TURING MACHINES:

Design a Turing Machine that adds 1 to a decimal number.  The input string is the decimal number followed by a space.  The output should be the following number followed by a space.

Move left once.  Write a space.

Go to the end, when you hit a space go left once.  It it's not a nine replace the digit with the following digit.  If it is a nine, write zero go left once and continue this process.  If you hit a space, write a one there, and you're done.  If you hit a number other than 9, increment it and move to the far left.  (Meaning move left until you hit a space, then move right.)

"RAM Model" is also theoretical model of computing:
You imagine that you have an infinite number number of memory locations numbered 0, 1, 2, ... , one for each nonnegative integer.  Each memory location is allowed to hold a nonnegative integer.
You have basic operations:  ADD A,B,C  SUB A,B,C  MUL A,B,C, DIV A,B,C MOD A,B,C .  You also conditional branches:  IF A GOTO L  (if the value in register A is nonzero jump directly to a statement labeled L) and you also have an unconditional branch GOTO L.

Now let's say our input is two decimal integers with one space following each.  The output is the sum of these integers.  How would you do this?

Make that space on the left.

Remember that for Turing Machines, no one cares how efficient your algorithm is.  So, going back and forth, decrementing one number and incrementing the other until the first one is zero, works fine.

Testing whether a number is zero:  I mean a string of zeros.  You move through the string, if you ever hit a nonzero go to the state for that.  If you to make it to the space at the other end, then go to the state meaning it's zero.

If it's the second number you decrement, and the first number you increment, our increment function expands to the left.  If we use a decrement that doesn't shrink the number, then our decrement will eventually give us a string of zeros.  Can I decrement the second number?  If so, decrement and then increment the first number.  There will always be one space between the numbers, so you can easily get from one to the other.

Now let's say that you wanted to emulate the childhood addition algorithm.  What are the tricky parts you have to worry about?

1.  Where am I in the number?
2.  Handling the carry.

1.  Couple of approaches:  Erase digits when you're done using them (which is fine unless you still need the original numbers around).
I add a few extra characters to the tape language.  Underscore0, Underscore1, etc.  And I can replace or "mark" the characters I'm using with the underscore, and that way I know where I am in the number, the next digits I need to add are the rightmost ones without underscores.

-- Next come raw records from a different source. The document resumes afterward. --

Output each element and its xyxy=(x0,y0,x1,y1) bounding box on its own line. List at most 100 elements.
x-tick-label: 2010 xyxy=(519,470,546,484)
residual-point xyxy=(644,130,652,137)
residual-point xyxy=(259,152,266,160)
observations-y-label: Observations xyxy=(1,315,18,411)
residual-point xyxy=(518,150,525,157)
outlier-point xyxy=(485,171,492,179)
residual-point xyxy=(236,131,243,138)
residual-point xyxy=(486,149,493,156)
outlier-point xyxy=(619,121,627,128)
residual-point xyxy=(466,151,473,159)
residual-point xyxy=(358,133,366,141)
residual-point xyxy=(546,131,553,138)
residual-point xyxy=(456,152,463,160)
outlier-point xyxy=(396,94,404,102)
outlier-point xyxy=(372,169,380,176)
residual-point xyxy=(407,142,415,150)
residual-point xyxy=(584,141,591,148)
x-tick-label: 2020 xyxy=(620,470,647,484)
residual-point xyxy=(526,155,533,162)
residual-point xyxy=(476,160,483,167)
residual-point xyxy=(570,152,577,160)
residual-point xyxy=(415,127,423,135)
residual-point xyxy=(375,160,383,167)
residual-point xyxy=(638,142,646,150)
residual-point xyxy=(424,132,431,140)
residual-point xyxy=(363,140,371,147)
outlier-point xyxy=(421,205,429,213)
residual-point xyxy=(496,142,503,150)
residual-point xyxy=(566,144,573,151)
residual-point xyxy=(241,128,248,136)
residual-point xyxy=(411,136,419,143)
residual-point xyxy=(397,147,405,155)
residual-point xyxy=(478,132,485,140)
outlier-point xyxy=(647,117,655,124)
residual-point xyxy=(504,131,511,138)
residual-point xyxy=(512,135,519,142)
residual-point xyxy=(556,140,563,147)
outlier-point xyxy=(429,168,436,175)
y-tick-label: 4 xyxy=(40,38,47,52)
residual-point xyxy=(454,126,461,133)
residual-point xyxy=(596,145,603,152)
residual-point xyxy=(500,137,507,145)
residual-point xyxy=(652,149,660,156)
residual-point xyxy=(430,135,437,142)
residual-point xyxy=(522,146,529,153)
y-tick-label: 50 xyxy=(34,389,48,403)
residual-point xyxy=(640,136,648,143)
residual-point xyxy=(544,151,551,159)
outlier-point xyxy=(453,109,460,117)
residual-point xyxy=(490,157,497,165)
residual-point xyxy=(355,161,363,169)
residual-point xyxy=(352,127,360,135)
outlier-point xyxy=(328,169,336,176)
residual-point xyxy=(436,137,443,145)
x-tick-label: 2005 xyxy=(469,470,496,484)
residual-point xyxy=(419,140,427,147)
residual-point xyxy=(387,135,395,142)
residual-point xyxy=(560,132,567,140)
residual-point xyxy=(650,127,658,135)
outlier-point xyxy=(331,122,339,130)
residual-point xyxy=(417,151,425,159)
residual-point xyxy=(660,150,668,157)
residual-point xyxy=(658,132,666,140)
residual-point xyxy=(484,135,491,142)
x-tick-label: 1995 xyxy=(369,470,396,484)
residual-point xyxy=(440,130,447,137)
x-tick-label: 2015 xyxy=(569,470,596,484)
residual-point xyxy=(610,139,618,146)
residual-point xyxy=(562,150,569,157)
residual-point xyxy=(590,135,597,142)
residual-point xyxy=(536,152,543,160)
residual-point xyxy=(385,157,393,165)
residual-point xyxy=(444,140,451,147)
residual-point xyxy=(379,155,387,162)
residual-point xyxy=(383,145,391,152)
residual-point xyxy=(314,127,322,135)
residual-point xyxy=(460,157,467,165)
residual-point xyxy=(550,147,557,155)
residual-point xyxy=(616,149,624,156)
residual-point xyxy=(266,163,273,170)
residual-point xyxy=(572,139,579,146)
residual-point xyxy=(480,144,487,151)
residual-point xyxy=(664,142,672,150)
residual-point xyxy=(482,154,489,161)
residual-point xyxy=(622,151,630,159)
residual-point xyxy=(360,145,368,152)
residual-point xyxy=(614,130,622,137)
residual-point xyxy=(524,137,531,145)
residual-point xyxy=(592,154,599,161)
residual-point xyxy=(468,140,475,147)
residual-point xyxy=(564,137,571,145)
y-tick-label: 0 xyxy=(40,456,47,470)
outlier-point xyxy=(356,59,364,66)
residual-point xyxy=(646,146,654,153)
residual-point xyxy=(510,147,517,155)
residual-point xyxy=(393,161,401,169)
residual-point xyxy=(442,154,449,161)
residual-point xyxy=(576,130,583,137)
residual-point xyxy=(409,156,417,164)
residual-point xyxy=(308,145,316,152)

Tangent:  Let's say I want to make a copy of a string.  One way to do it, is to start the left, move the leftmost character one space to the left, put a space for the first character used to be.  Move to the right, until you find a space, and write that first character down.
Then move back to that first space, move the character after that (the second character) into that space, replace the second character with that space, then move right, find the second space and put the second character there.  AND SO FORTH.

How does your TM "remember" the character you need to write after you move down all those spaces when you're making the copy?  Is to have completely distinct sets of states for all possibilities which could be quite large.

This is where the "finite control" comes in.  When describing a TM in English, it is customary to make use of the "finite control" which is a figure of speech and doesn't really exist.

You imagine the finite control contains FINITE information.  The finite control is only allowed to hold a FINITE number of values.  In reality, the TM is dealing distinct sets of states, but we use the finite control as a shortcut in our description.  If we are trying add a digit of one number to a digit of another number, we say we store the first digit in the finite control and move to the proper position in the other number and add the number in the finite control to the digit in the new position.  In reality, you have separate sets of states for 0, 1, 2, etc., but we shortcut this by saying that we're storing the digit in the finite control.

We can do the same thing with the carry for an addition.  We can store the carry digit in the finite control and add it to the next left digit at the appropriate time.  So, our finite control can be in one of twenty different states.  It's storing a digit (ten possibilities) and a carry (two possibilities).  20 is a finite number so this is a perfectly valid finite control.

Now, if you use the finite control, use it correctly.  For example, do not store the length of a string in the finite control because, generally speaking, there's no upper limit on the length of a string, so the finite control would have an infinite number of possible values.

Now, let's suppose you did a magic finite control that COULD store an infinite number of values.  That machine would be equivalent to a TM, but it wouldn't actually be one.

Original definition of a TM:  the tape was infinite only on the right, and if you moved beyond the left end, the TM would "hang" meaning it was in a permanent of non-halting.

How would you prove that a one-way infinite tape can solve any problem that a two-way infinite tape can solve?

Is T is the tape alphabet on the two-way tape, make TxT the alphabet for the one-way tape.  You "imagine" that each cell on the tape has a top character and a bottom character.  If you're processing the bottom character, left means left and right means right.  But if you're processing the top character, left menas right and right means left.  You can keep track of whether you're processing the top or bottom in the finite control.  When you get the left most square on the tape (you can certainly mark that if you need to) then switch your reference from top to bottom or bottom to top.